Do you really need to break up the schematic like that? Might it fit in one single schematic? You may want to look at older schematics and how clear those can be.

I split up because I felt it was easier to read that way.

Some thoughts...

- Not sure about putting the power switch on the low voltage side even if the power module only consumes 0.1W with no load. I think it would be nice to be able to kill the power to everything if like the relay failed.

-You'll want some filtering capacitors on the output side of the IRM-10-5. I'm not an expert on such things, but from other schematics I've sen probably 0.1uF, 1uF and a 10uF in parallel would be a good idea.

- Here's how to perform level translation using the ULN2003...

(Attachment Link)

MTOx represents an output pin of the touch sensor chip. MTOx_IN is the atmega1608 GPIO pin that will read that output. Q1 is one of the gates on the ULN2003. The pull-up resistor can be the GPIO pin's internal pull-up (so it doesn't have to exist on the PCB). This method might consume 1 mA (maybe less) while the output signal is high which is most of the time, so it isn't economical on power, but then you're not running on batteries so that's not too much of an issue.

It would make things a lot simpler to find a touch sensor which runs at 5V.

- You have to push both SW1 and SW2 in order to change the SWOUT line -- is that what you intended?

- Are the LEDs connected to the ULN2003 just simple LEDs or something else? The atmega1608 can drive modern LEDs directly -- you get good brightness with just a few mA of current. Usually the ULN2003 is used to drive heavier loads.

Thanks.
- Do suggest putting the switch, as the first thing after the fuse where the mains enter? I am also confused about the selecting the right fuse. The microcontroller and other electronics together consume 500mA at max, the load consumes 1.5A but the inrush current can be as high as 28A. For the micro and I guess a 1A or 1.5A fuse should be enough. What should be the fuse size for the load and the mains fuse is load fuse+electronic fuse?

-  I asked here in the forum many times but I did not get a reply. I will add them.

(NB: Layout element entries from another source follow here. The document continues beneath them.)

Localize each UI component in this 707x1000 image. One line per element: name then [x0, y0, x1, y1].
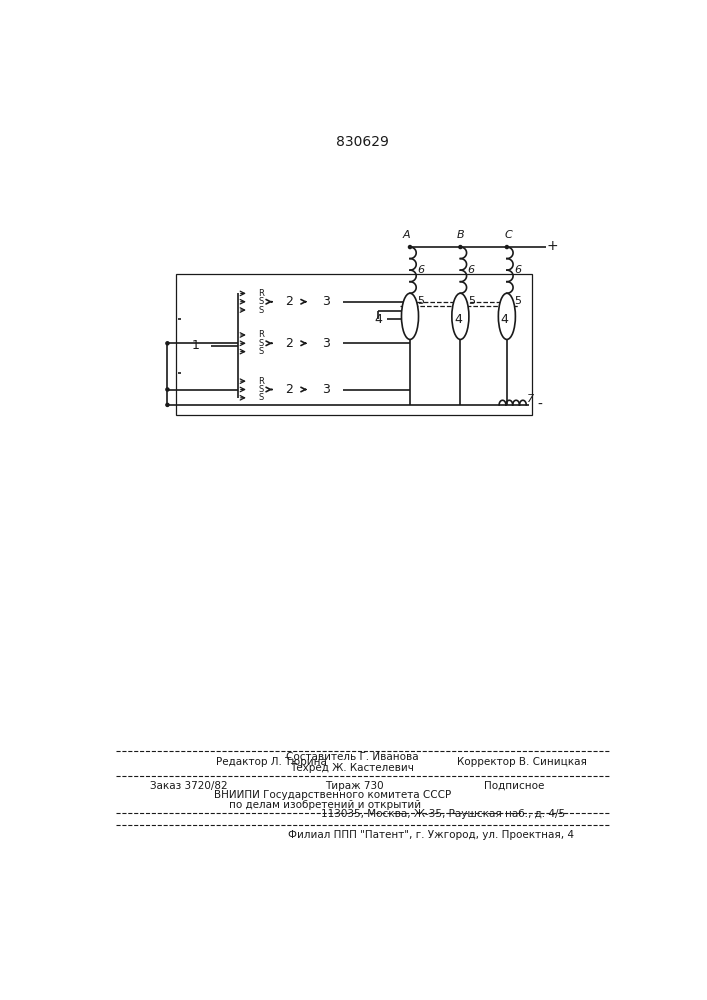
Text: 2: 2	[285, 383, 293, 396]
Bar	[247, 376, 269, 403]
Bar	[275, 329, 303, 357]
Bar	[310, 329, 343, 357]
Text: R: R	[258, 289, 264, 298]
Text: 5: 5	[514, 296, 521, 306]
Ellipse shape	[452, 293, 469, 339]
Circle shape	[506, 300, 508, 303]
Circle shape	[166, 388, 169, 391]
Bar	[310, 288, 343, 316]
Text: 4: 4	[374, 313, 382, 326]
Text: 2: 2	[285, 295, 293, 308]
Bar	[275, 376, 303, 403]
Text: B: B	[457, 231, 464, 240]
Text: S: S	[258, 347, 263, 356]
Text: 7: 7	[527, 394, 534, 404]
Text: Корректор В. Синицкая: Корректор В. Синицкая	[457, 757, 588, 767]
Bar	[370, 311, 387, 328]
Text: 2: 2	[285, 337, 293, 350]
Circle shape	[409, 388, 411, 391]
Circle shape	[506, 246, 508, 249]
Ellipse shape	[402, 293, 419, 339]
Text: -: -	[537, 398, 542, 412]
Text: Подписное: Подписное	[484, 781, 545, 791]
Text: S: S	[258, 306, 263, 315]
Text: C: C	[505, 231, 513, 240]
Bar	[450, 311, 467, 328]
Text: 3: 3	[322, 337, 330, 350]
Text: 6: 6	[514, 265, 521, 275]
Text: +: +	[546, 239, 558, 253]
Circle shape	[341, 342, 344, 345]
Text: ВНИИПИ Государственного комитета СССР: ВНИИПИ Государственного комитета СССР	[214, 790, 451, 800]
Text: S: S	[258, 393, 263, 402]
Circle shape	[166, 403, 169, 406]
Text: A: A	[402, 231, 410, 240]
Circle shape	[409, 300, 411, 303]
Text: Филиал ППП "Патент", г. Ужгород, ул. Проектная, 4: Филиал ППП "Патент", г. Ужгород, ул. Про…	[288, 830, 574, 840]
Circle shape	[341, 300, 344, 303]
Bar	[275, 288, 303, 316]
Circle shape	[506, 403, 508, 406]
Circle shape	[409, 342, 411, 345]
Bar	[247, 288, 269, 316]
Circle shape	[459, 300, 462, 303]
Text: 6: 6	[467, 265, 475, 275]
Text: Техред Ж. Кастелевич: Техред Ж. Кастелевич	[290, 763, 414, 773]
Text: 5: 5	[417, 296, 424, 306]
Text: 4: 4	[454, 313, 462, 326]
Bar	[496, 311, 513, 328]
Bar	[182, 292, 211, 400]
Text: R: R	[258, 330, 264, 339]
Text: Тираж 730: Тираж 730	[325, 781, 383, 791]
Text: 830629: 830629	[337, 135, 389, 149]
Text: R: R	[258, 377, 264, 386]
Text: Заказ 3720/82: Заказ 3720/82	[151, 781, 228, 791]
Text: S: S	[258, 297, 263, 306]
Circle shape	[236, 344, 240, 347]
Text: 3: 3	[322, 383, 330, 396]
Bar	[310, 376, 343, 403]
Text: 1: 1	[192, 339, 200, 352]
Text: S: S	[258, 385, 263, 394]
Text: S: S	[258, 339, 263, 348]
Text: по делам изобретений и открытий: по делам изобретений и открытий	[228, 800, 421, 810]
Text: Редактор Л. Тюрина: Редактор Л. Тюрина	[216, 757, 327, 767]
Text: 6: 6	[417, 265, 424, 275]
Circle shape	[459, 246, 462, 249]
Circle shape	[409, 403, 411, 406]
Bar	[176, 274, 532, 415]
Text: 5: 5	[468, 296, 474, 306]
Text: 113035, Москва, Ж-35, Раушская наб., д. 4/5: 113035, Москва, Ж-35, Раушская наб., д. …	[321, 809, 565, 819]
Circle shape	[409, 403, 411, 406]
Circle shape	[166, 342, 169, 345]
Circle shape	[459, 403, 462, 406]
Text: 4: 4	[501, 313, 508, 326]
Circle shape	[341, 388, 344, 391]
Text: 3: 3	[322, 295, 330, 308]
Bar	[247, 329, 269, 357]
Text: Составитель Г. Иванова: Составитель Г. Иванова	[286, 752, 418, 762]
Circle shape	[409, 246, 411, 249]
Ellipse shape	[498, 293, 515, 339]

-  Thank you. But like you said I planning to use CAP1206 which works with 5v.

-   Yes, that's right. Both should be pushed.

-    Yes, they are simple LEDs

I will post the updated schematic once I make the changes.

[ledtester]

From this page:

https://www.instructables.com/id/Wire-Up-a-Fused-AC-Male-Power-Socket/

it seems that the fuse it wired up before the power switch.

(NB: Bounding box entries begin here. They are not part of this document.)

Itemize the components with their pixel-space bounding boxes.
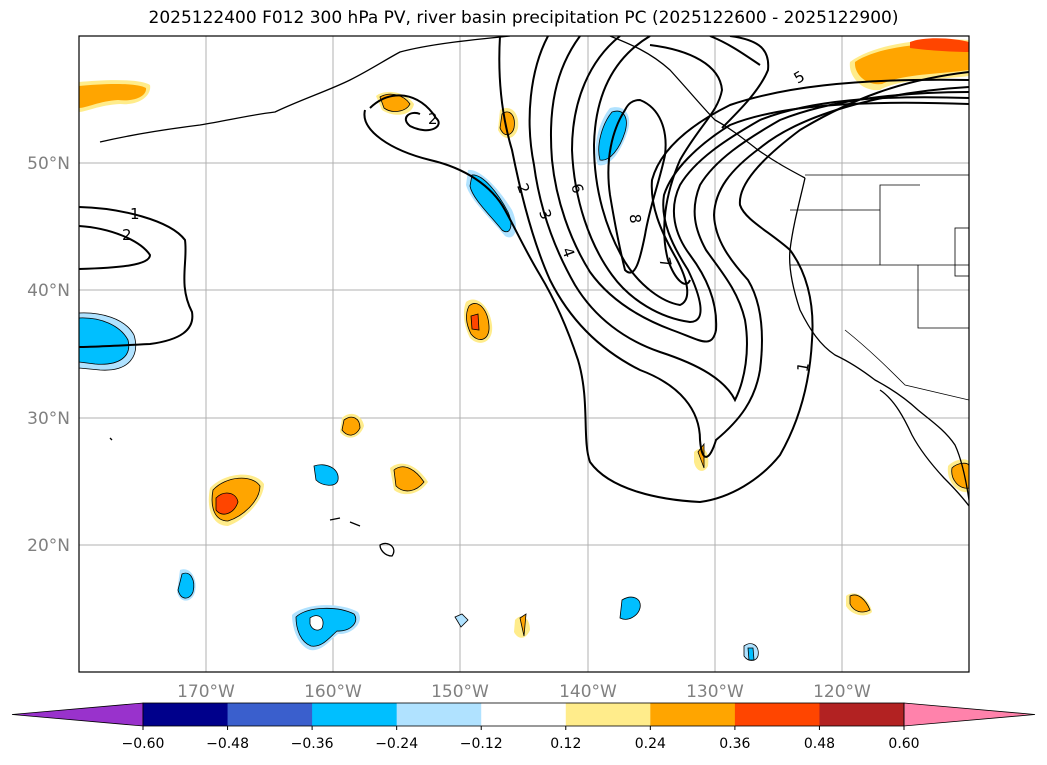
pv-contour-8 (607, 36, 761, 274)
pv-contour-1 (363, 71, 969, 504)
colorbar-tick-label: −0.36 (291, 736, 334, 752)
pv-label-7: 7 (655, 256, 675, 270)
pv-contour-3 (528, 36, 969, 403)
pv-contour-4 (549, 36, 969, 343)
lon-label-150w: 150°W (431, 682, 489, 702)
colorbar: −0.60 −0.48 −0.36 −0.24 −0.12 0.12 0.24 0.36 0.4… (11, 702, 1036, 752)
country-state-borders (790, 174, 969, 401)
colorbar-tick-label: 0.48 (804, 736, 835, 752)
precip-positive-anomalies (79, 38, 969, 638)
colorbar-tick-label: 0.24 (635, 736, 666, 752)
colorbar-segment (312, 703, 398, 726)
colorbar-tick-label: −0.48 (206, 736, 249, 752)
pv-contours (79, 36, 969, 504)
pv-contour-5 (570, 36, 969, 324)
latitude-labels: 50°N 40°N 30°N 20°N (27, 154, 70, 556)
lon-label-170w: 170°W (177, 682, 235, 702)
colorbar-segment (650, 703, 736, 726)
colorbar-tick-label: 0.60 (888, 736, 919, 752)
lon-label-160w: 160°W (304, 682, 362, 702)
lat-label-30n: 30°N (27, 409, 70, 429)
pv-contour-7 (649, 44, 724, 285)
pv-contour-1-west (79, 206, 194, 348)
lat-label-50n: 50°N (27, 154, 70, 174)
colorbar-outline (142, 702, 905, 727)
colorbar-segment (734, 703, 820, 726)
pv-label-1-west: 1 (130, 205, 140, 223)
colorbar-tick-label: 0.36 (719, 736, 750, 752)
colorbar-tick-label: −0.60 (122, 736, 165, 752)
pv-label-1-east: 1 (793, 361, 812, 374)
pv-contour-outer (721, 36, 770, 129)
lon-label-130w: 130°W (686, 682, 744, 702)
colorbar-segment (481, 703, 567, 726)
pv-label-2-north: 2 (428, 110, 438, 128)
gridlines (79, 36, 969, 672)
precip-negative-anomalies (79, 107, 759, 661)
pv-contour-2 (498, 36, 969, 458)
colorbar-extend-low (11, 702, 144, 727)
colorbar-segment (565, 703, 651, 726)
colorbar-tick-label: −0.24 (375, 736, 418, 752)
colorbar-tick-label: −0.12 (460, 736, 503, 752)
colorbar-segment (227, 703, 313, 726)
pv-label-8: 8 (626, 213, 645, 224)
pv-contour-2-west (79, 225, 152, 270)
map-title: 2025122400 F012 300 hPa PV, river basin … (148, 8, 899, 28)
lon-label-120w: 120°W (813, 682, 871, 702)
lat-label-20n: 20°N (27, 536, 70, 556)
lon-label-140w: 140°W (559, 682, 617, 702)
colorbar-tick-label: 0.12 (550, 736, 581, 752)
lat-label-40n: 40°N (27, 281, 70, 301)
colorbar-segment (396, 703, 482, 726)
pv-label-6: 6 (567, 182, 587, 196)
colorbar-segment (143, 703, 229, 726)
pv-label-2-west: 2 (122, 226, 132, 244)
colorbar-extend-high (903, 702, 1036, 727)
colorbar-segment (819, 703, 905, 726)
map-panel: 1 2 2 2 3 4 5 6 7 8 1 (78, 35, 970, 673)
longitude-labels: 170°W 160°W 150°W 140°W 130°W 120°W (177, 682, 871, 702)
map-frame (78, 35, 970, 673)
pv-contour-6 (592, 36, 969, 307)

However, how about simplifying things and have your low voltage circuitry powered from a USB adaptor or even batteries? The Meanwell power module is quite expensive -- it likely costs as much as all of the other components put together.

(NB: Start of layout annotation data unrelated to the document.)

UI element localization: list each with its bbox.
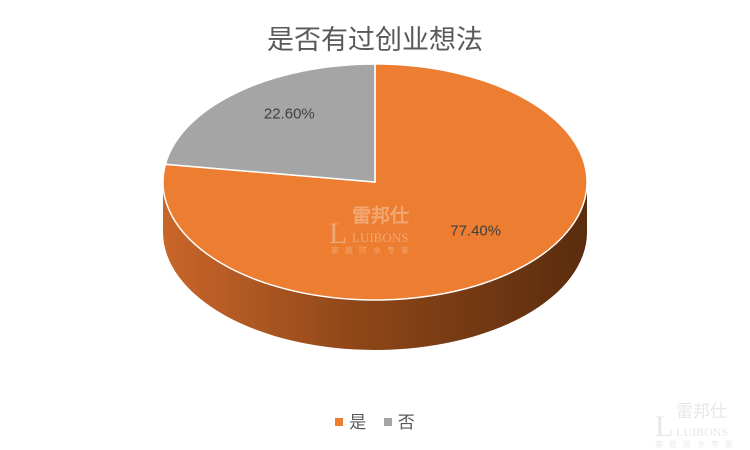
- pie-slice-1[interactable]: [164, 63, 376, 183]
- watermark-cn: 雷邦仕: [352, 204, 409, 227]
- watermark-en: LUIBONS: [352, 230, 408, 245]
- chart-title: 是否有过创业想法: [267, 25, 483, 56]
- data-label-1: 22.60%: [264, 106, 315, 123]
- legend-label-yes: 是: [349, 413, 367, 433]
- legend-swatch-no: [383, 418, 392, 426]
- watermark-corner-slogan: 家庭防水专家: [655, 439, 739, 449]
- legend-label-no: 否: [397, 413, 415, 433]
- legend: 是 否: [0, 408, 750, 433]
- legend-swatch-yes: [335, 418, 344, 426]
- watermark-slogan: 家庭防水专家: [331, 245, 415, 255]
- pie-side-yes: [163, 182, 587, 350]
- legend-item-no[interactable]: 否: [383, 413, 415, 433]
- legend-item-yes[interactable]: 是: [335, 413, 366, 433]
- watermark-corner-en: LUIBONS: [676, 425, 728, 439]
- watermark-letter: L: [329, 217, 347, 250]
- watermark-corner-cn: 雷邦仕: [676, 402, 727, 422]
- data-label-0: 77.40%: [450, 222, 501, 239]
- watermark-corner-letter: L: [655, 410, 673, 443]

You can also have a look at how other products power low-voltage chips from mains, e.g.:

https://www.ebay.com/itm/AC220V-Delay-Timer-Switch-Turn-Off-Board-0-Second-99-Minute-Delay-Relay-Module/133285184485?hash=item1f086a83e5%3Ag%3ArHIAAOSwdOxeBF99&LH_BIN=1

No detailed schematic, but it's clear they have a rectifier bridge, what looks like a zener and a voltage regulator. Might be worth buying one to reverse engineer it.

[redgear]

From this page:

https://www.instructables.com/id/Wire-Up-a-Fused-AC-Male-Power-Socket/

it seems that the fuse it wired up before the power switch.

However, how about simplifying things and have your low voltage circuitry powered from a USB adaptor or even batteries? The Meanwell power module is quite expensive -- it likely costs as much as all of the other components put together.

You can also have a look at how other products power low-voltage chips from mains, e.g.:

https://www.ebay.com/itm/AC220V-Delay-Timer-Switch-Turn-Off-Board-0-Second-99-Minute-Delay-Relay-Module/133285184485?hash=item1f086a83e5%3Ag%3ArHIAAOSwdOxeBF99&LH_BIN=1

No detailed schematic, but it's clear they have a rectifier bridge, what looks like a zener and a voltage regulator. Might be worth buying one to reverse engineer it.

Sorry, I was away for the week.

Yes, I now have the switch on the supply input side after the fuse. And for sizing the fuses, I read up on some technical notes and I need to calculate values using the steps specified.
My first design used a simple transformer but the total cost of the components (Transformers, Linear Regs, caps) were almost same as the power supply I have chosen so I went ahead with it.